There are the usual drive modes to select from – Comfort, Auto, Efficiency, Individual or Dynamic. Both Range and Efficiency boost efficiency by limiting the maximum speed, but there’s also a ‘B’ mode on the gear selector which boosts energy recuperation. You can play with the amount of regeneration by using the paddles on the steering wheel, but there’s no one-pedal driving option like you find in Nissan Leaf or a BMW i3, which is a shame.

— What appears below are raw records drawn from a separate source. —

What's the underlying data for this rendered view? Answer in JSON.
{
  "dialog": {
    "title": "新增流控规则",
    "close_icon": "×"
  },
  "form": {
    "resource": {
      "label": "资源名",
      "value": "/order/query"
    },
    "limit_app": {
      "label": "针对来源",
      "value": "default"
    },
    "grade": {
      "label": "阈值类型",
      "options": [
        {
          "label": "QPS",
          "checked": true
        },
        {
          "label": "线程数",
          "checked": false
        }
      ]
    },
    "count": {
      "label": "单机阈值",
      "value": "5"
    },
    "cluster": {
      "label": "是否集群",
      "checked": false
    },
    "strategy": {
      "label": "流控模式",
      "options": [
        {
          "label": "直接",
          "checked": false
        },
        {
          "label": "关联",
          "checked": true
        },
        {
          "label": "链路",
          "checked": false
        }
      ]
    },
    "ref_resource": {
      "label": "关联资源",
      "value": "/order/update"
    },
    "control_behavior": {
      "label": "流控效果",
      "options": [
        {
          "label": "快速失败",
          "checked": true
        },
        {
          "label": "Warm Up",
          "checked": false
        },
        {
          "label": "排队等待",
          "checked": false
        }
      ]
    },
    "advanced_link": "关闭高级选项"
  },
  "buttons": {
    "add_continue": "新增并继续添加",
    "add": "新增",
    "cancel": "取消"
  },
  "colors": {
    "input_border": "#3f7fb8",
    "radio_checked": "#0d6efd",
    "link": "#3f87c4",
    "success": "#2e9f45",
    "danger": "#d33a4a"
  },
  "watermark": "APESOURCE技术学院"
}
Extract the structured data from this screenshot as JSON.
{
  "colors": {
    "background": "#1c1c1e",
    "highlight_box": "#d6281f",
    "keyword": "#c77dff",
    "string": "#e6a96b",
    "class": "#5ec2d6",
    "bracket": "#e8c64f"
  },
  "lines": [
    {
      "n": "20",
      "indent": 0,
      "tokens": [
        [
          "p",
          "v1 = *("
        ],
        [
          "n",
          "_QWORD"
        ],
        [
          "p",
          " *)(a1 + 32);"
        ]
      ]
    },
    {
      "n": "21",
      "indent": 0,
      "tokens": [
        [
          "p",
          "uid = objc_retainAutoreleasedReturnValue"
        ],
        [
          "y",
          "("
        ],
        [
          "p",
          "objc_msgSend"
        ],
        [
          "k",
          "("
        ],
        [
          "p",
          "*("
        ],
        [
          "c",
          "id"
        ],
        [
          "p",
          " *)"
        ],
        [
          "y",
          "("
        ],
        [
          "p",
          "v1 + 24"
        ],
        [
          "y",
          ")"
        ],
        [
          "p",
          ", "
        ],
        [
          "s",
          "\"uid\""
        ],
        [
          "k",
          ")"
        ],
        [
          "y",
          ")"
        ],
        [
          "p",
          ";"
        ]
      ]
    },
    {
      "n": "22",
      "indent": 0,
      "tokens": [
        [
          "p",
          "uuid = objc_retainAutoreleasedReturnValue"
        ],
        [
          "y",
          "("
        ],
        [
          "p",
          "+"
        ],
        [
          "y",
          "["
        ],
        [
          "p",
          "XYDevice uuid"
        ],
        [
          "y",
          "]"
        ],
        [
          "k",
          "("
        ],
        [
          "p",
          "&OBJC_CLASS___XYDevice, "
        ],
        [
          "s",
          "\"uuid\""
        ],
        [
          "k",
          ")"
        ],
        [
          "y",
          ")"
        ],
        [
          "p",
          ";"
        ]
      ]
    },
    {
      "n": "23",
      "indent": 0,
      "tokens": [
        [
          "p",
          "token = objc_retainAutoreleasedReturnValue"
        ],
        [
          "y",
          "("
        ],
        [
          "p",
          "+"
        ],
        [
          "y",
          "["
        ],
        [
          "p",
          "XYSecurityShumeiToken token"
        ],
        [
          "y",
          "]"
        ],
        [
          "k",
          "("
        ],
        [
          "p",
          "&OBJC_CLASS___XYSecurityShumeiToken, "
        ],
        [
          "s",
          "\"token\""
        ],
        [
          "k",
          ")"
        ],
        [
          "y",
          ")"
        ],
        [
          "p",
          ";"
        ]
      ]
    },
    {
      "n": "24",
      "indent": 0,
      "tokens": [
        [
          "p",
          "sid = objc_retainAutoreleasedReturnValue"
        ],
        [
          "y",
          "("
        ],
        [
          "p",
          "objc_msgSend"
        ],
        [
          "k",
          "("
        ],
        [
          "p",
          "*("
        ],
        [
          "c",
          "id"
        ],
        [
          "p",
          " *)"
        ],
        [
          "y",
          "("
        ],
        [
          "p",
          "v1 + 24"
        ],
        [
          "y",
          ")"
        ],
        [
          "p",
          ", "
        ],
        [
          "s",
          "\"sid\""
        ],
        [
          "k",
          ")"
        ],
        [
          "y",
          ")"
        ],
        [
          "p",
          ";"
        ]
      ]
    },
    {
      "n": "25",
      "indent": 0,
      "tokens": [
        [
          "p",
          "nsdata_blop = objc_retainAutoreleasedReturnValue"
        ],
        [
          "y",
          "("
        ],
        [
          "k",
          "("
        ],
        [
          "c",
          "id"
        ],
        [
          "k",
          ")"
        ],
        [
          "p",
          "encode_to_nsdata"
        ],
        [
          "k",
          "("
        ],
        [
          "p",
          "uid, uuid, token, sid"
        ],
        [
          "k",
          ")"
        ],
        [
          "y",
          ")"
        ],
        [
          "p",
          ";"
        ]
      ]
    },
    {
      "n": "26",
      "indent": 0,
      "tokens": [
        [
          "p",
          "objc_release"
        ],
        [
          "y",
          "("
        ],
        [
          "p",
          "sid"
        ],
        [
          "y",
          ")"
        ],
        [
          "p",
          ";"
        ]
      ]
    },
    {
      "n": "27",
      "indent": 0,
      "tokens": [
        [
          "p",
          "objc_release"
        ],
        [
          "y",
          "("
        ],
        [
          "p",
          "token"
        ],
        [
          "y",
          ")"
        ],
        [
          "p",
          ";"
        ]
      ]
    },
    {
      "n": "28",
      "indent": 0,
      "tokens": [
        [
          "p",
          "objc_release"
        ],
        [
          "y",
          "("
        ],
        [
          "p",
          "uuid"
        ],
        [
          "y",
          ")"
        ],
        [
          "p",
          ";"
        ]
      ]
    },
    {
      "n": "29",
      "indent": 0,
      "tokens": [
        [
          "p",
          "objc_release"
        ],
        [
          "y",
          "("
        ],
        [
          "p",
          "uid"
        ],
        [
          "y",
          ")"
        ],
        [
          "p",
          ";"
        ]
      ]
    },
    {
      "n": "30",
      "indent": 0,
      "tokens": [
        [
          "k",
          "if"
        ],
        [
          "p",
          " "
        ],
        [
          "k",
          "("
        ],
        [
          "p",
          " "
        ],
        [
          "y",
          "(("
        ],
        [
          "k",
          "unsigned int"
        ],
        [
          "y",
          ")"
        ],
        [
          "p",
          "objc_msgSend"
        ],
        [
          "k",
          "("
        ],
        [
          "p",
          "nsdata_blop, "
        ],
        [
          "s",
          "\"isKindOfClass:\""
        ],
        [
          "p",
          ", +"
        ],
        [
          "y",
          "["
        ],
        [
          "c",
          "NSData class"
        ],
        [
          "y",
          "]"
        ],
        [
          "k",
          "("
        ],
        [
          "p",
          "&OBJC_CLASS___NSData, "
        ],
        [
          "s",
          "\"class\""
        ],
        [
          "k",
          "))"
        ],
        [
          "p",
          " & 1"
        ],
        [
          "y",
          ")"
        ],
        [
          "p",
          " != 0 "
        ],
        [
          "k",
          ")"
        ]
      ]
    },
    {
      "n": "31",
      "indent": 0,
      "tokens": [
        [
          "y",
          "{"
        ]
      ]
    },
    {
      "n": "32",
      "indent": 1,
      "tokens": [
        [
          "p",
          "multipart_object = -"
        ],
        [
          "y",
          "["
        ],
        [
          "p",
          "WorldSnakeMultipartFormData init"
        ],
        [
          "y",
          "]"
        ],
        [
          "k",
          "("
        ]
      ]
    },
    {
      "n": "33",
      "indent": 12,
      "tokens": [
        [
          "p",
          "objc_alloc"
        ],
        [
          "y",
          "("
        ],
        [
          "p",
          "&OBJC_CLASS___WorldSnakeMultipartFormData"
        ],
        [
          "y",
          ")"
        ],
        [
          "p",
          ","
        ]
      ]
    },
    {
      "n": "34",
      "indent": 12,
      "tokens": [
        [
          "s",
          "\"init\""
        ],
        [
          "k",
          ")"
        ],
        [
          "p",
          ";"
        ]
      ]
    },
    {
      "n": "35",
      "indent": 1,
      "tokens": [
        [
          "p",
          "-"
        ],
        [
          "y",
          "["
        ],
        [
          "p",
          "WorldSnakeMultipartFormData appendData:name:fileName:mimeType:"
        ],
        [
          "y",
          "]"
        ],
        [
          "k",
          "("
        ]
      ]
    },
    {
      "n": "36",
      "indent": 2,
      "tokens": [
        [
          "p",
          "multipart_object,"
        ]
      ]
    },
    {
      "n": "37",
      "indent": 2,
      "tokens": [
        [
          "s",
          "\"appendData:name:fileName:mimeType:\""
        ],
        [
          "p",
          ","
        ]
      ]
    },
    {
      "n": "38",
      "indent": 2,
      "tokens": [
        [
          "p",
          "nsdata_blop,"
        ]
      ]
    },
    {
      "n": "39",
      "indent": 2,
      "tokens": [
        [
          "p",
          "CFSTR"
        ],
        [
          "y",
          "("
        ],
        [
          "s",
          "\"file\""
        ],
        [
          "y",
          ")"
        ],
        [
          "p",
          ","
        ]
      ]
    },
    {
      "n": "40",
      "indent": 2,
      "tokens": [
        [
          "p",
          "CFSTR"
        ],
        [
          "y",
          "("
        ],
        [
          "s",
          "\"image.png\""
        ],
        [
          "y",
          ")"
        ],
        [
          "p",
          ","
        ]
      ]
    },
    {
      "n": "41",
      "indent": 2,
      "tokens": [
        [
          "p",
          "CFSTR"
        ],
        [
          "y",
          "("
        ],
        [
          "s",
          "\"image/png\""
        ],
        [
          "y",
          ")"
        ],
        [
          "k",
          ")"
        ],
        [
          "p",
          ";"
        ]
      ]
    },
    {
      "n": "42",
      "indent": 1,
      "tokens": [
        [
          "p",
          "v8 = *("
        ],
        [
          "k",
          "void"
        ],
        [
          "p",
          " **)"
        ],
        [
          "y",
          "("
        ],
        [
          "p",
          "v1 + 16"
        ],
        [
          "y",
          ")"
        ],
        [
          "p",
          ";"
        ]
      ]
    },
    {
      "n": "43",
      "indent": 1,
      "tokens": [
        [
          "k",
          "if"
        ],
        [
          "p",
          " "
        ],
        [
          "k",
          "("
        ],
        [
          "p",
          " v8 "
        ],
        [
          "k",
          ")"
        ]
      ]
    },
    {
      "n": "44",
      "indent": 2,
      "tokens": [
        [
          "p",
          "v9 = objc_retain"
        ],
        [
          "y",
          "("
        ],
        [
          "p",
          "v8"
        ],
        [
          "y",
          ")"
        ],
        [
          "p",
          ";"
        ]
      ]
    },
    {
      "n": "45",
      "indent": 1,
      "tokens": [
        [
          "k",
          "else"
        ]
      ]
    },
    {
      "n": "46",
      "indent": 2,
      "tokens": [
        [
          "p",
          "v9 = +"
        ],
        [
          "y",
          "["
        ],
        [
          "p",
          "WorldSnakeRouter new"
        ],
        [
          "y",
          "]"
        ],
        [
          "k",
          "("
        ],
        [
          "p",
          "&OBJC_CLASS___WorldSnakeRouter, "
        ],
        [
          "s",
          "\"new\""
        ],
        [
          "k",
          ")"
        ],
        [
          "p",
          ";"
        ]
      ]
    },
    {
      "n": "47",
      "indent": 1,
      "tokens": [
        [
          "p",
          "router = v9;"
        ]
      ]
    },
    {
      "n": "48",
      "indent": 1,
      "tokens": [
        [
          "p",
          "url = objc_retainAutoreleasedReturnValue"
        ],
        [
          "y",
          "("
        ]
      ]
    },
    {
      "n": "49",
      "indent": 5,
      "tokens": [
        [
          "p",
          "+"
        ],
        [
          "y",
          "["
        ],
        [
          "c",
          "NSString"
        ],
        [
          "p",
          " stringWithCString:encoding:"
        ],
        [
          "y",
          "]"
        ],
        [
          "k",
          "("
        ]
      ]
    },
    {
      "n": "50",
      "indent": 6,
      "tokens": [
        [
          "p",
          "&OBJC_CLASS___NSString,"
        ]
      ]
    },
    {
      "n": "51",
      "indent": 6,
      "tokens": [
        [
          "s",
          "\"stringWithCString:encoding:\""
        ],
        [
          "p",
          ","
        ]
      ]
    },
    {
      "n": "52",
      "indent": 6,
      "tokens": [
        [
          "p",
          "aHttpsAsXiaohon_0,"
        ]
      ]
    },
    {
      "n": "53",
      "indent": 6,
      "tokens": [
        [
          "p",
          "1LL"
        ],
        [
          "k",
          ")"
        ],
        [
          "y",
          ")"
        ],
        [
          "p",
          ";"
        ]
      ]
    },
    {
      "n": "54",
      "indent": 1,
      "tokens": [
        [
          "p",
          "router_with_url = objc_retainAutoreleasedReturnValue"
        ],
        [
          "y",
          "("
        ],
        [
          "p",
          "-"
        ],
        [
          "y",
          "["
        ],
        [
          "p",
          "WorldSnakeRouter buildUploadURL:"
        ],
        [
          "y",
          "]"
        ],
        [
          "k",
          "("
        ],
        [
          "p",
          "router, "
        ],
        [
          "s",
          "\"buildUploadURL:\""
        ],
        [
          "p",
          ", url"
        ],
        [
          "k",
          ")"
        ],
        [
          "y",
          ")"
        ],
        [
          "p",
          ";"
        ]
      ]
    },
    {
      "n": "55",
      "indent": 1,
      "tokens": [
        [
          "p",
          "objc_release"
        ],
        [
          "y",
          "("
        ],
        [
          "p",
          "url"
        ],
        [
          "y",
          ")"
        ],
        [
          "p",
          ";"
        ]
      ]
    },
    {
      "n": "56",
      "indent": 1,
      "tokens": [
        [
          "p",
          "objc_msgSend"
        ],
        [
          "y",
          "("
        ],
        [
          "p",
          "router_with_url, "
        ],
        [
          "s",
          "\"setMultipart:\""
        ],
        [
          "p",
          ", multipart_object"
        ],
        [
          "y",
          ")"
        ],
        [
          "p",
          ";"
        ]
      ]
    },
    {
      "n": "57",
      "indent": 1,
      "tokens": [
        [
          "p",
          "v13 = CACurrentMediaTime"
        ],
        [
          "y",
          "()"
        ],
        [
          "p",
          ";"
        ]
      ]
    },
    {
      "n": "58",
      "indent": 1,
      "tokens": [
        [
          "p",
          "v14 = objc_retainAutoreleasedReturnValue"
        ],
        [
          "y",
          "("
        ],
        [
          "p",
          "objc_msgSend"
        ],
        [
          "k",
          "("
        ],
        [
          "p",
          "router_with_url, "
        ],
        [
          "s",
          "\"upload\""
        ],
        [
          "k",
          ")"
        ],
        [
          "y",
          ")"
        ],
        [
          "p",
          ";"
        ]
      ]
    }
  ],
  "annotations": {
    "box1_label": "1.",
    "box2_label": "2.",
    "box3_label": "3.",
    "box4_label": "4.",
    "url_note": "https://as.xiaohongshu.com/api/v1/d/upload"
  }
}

The practical charging stuff is dealt with in an efficient Audi fashion, though it's not a stunning set of figures and is easily outclassed by cars like the Hyundai Ioniq 5 and BMW iX3. The 35 e-tron gets 100kw DC charging as standard, and the 40 gets 125kW. That means, according to Audi’s figures, taking the battery from 5 to 80% charge takes 38 minutes on a public DC rapid charger and the 77kWh battery should take around 12-13 hours to go from flat to full on a home wallbox.
It’s the same with the warranty – it’s a three-year/60,000 warranty which is fine but it seems a bit light compared to other electric car makers. Kia, for instance, offers a seven-year warranty on its e-Niro and the new EV6.
The Q4 e-tron isn’t by any means a game-changer, but it’s a brilliant, dependable offering from Audi, and will appeal to a big, broad cross-section of people who like the brand. This could be the electric best-seller Audi is looking for.